As millions in sub-Saharan Africa got thrust into virtual remote
working with the onset and lingering of Covid-19, many of us revel in
the concept of completing our duties from our homes. No lengthy commutes
stuck in traffic jam. Wear anything and work in any position from a
dining table to one’s sofa— to a bed to outside in a garden. Eat lunch
whenever desired. Multi-task while attending Zoom, Teams, and Skype
meetings without offending the meeting host. Easier oversight over our
children and homes.
On the employer side, companies do
not need to provide remote workers with offices, conference rooms,
desks, electricity, security or lobbies but rather give them premium
subscriptions to online meeting software, employee home internet or data
bundles, and laptops or other devices instead.
Naturally,
good aspects can also come with detrimental results. Thomas O’Neill,
Laura Hambley, and Angelina Bercovich highlight that cyberslacking, or
essentially laziness due to the lack of direct in person oversight can
increase substantially when employees work outside their offices. But
how do virtual work situations impact on employee motivations and their
actual job performance that contributes towards an organisation’s
profitability outcomes?
Psychologist Robert Smither
postulates that managers must learn how to motivate their employees in
the absence of daily face-to-face meetings.
Social
scientists Barbara Larson, Susan Vroman, and Erin Makarius detail steps
that managers can take to enhance the engagement and productivity levels
of employees who work remotely. Since many staff miss the energy and
comradery of in person interaction with colleagues and instead feel
lonely, isolated, and distracted while working at home, managers should
establish structured daily check-ins. Agree that at 9:00am the
supervisor will call Njeri to check how she and her outputs are coming
along, then at 9:05am the supervisor calls Atieno, then at 9:10am
Mutisya, and so on. But managers should also keep open office hour times
where employees know they can just reach them online, the way they
could have in the office by popping over and having a quick chat. The
supervisors can open a Zoom session perhaps every other day for 30
minutes at specific predetermined times and just leave the line open,
but with the “waiting room” feature enabled, so staff can just
electronically drop by unannounced and talk with their boss.
Next, the organisation should provide multiple different
communication technology options. In addition to old-fashioned email and
the now ubiquitous Zoom and Microsoft Teams, departments could include
additional options from WhatsApp groups to Google Hangouts to Skype for
smaller meetings, or even use of Slack to increase employee feelings of
options, choice, and breadth of communication mimicking a physical
office space.

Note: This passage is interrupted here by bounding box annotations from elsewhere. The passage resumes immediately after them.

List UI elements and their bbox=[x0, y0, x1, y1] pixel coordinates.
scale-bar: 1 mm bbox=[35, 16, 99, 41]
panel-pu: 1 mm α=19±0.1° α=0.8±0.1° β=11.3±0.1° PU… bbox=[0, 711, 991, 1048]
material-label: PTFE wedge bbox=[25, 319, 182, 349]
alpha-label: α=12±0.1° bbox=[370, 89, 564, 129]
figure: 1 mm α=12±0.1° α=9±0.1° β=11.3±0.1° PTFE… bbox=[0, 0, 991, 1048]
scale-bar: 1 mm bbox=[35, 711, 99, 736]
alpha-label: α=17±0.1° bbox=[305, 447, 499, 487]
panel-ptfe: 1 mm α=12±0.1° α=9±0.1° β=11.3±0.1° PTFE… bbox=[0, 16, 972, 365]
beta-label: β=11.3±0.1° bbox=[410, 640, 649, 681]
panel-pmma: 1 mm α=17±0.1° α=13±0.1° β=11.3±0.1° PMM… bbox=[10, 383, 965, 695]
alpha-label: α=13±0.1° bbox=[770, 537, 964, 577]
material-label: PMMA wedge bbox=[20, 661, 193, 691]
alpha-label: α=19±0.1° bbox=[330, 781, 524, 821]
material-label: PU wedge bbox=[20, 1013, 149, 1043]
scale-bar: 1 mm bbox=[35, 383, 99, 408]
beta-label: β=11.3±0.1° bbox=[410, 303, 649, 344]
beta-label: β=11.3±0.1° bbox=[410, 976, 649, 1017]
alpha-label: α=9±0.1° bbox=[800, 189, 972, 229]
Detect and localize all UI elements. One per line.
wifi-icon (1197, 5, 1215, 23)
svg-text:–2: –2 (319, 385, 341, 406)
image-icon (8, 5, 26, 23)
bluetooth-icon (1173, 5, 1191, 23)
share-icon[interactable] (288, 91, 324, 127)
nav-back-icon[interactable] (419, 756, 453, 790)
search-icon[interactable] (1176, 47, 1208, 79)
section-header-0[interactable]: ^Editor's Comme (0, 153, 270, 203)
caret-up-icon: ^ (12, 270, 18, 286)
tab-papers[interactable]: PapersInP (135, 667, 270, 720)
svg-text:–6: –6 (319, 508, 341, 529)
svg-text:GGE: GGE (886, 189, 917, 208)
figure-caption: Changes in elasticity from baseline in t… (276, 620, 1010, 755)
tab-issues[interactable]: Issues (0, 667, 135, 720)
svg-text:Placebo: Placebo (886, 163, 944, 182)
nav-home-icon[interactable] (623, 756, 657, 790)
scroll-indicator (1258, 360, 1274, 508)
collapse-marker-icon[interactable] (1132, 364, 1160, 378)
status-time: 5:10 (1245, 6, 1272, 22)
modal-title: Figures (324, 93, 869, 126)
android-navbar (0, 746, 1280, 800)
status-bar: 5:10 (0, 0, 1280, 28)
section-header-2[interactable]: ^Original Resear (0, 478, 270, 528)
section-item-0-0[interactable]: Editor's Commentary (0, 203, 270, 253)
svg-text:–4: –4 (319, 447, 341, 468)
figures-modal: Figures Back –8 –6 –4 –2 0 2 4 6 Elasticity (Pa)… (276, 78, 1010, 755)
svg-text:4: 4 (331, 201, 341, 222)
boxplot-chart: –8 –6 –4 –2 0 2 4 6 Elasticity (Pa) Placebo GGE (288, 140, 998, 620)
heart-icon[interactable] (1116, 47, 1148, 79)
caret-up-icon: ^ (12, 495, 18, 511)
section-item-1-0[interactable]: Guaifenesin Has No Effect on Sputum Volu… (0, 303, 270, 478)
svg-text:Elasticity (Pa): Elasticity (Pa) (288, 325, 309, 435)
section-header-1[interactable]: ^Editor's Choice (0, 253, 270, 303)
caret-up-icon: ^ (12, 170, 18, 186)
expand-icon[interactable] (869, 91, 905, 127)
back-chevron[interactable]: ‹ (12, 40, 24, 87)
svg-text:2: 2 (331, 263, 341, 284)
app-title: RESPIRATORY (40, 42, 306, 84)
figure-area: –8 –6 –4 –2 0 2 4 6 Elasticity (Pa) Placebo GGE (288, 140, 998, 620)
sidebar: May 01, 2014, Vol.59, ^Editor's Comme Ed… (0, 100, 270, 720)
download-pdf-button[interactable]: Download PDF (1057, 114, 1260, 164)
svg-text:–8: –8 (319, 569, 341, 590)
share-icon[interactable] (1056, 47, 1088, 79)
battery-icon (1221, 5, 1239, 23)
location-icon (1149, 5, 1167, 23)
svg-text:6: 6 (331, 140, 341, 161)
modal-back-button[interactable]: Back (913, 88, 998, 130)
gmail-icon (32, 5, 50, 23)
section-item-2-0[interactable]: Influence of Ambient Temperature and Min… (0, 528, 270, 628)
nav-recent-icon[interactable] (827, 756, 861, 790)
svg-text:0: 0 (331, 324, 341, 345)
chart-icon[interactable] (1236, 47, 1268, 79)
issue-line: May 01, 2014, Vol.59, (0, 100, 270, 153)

Next, departments must establish clear rules of engagement
that cover timing for team communication and expectations. Otherwise,
employees will burn out from over-communication.
Researchers
Timothy Golden, John Veiga, and Richard Dino found that those who
labour virtually felt that remote working decreased their job
performance.
But,
surprisingly, remote teleworking actually lowered employee intention to
quit. Managers could get employees past the negative isolation of
virtual work by holding more, but not too excessive, face-to-face
interactions and use more interactive group-based technology, as
mentioned above.
Therefore, managers can benefit from
lower staff turnover but also gain from more equal job performance
levels to in office work throughout remote working situations.
Ravi
Gajendran, David Harrison, and Kelly Delaney-Klinger discovered that
telecommuting in one’s job can increase task and contextual job
performance if employees, through remote work, are granted greater job
autonomy and have strong leader-staff relationships.
As
a result of the research, managers now should know how to keep employee
motivation levels high. Employers should resist the temptation to treat
employee tasks and interactions similarly as if the staff were sitting
in their offices. Do not over monitor remote working employee but
instead set up structured times and goals. Then, watch your employees
flourish as they meet and exceed their targets.